Something found in urine and fertilizer can fuel blue-green algae. An experiment was done at Franklin Lock last month showing that urea is like a superfood for algae.
Based on early observations from the experiment, researchers found that blue-green algae, in this instance, gobbled it up. But, they say, they don’t have all of the results just yet.
Plants love it, and humans and animals excrete it.
“It also is something that the cyanobacteria really loved too. It could be a superfood,” said Barry Rosen, Ph.D., a professor at Florida Gulf Coast University’s The Water School.
Rosen is referring to urea, which is found in urine and is commonly used in fertilizer.
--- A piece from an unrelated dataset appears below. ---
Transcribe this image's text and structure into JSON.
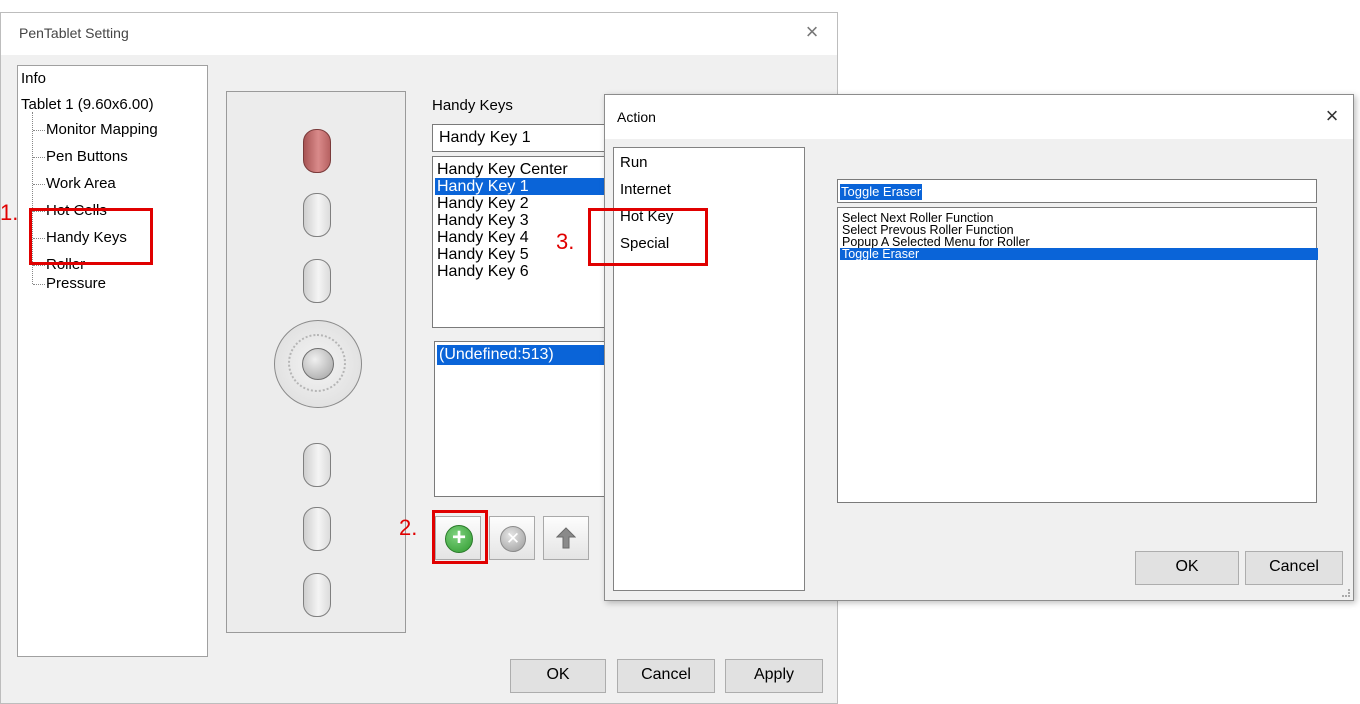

This observation comes after the Army Corps of Engineers funded an experiment for FGCU, the U.S. Geological Survey and NOVA Southeastern to study what nutrients make blue-green algae bloom at the Franklin Lock. They used large tubes called “mesocosms.”
“We had ammonium treatment, and we had a phosphorus treatment and controls and the urea treatment brightened up, It was like, OK, so what happened there?” Rosen said.
This marks the first time researchers added urea samples to their study. “It’s great food for them,” Rosen said.
Yet, they aren’t looking at where the nutrient is coming from in the surrounding environment.
“I’m not looking at the distribution of nutrients from the watershed if it’s from the watershed, and urea isn’t that easy to measure,” Rosen said. “So we’re measuring it for the first time in this experiment.”
Researchers are in the final stages of a three-year study but they’re still working on the first year’s data, so it could take a while to see final results.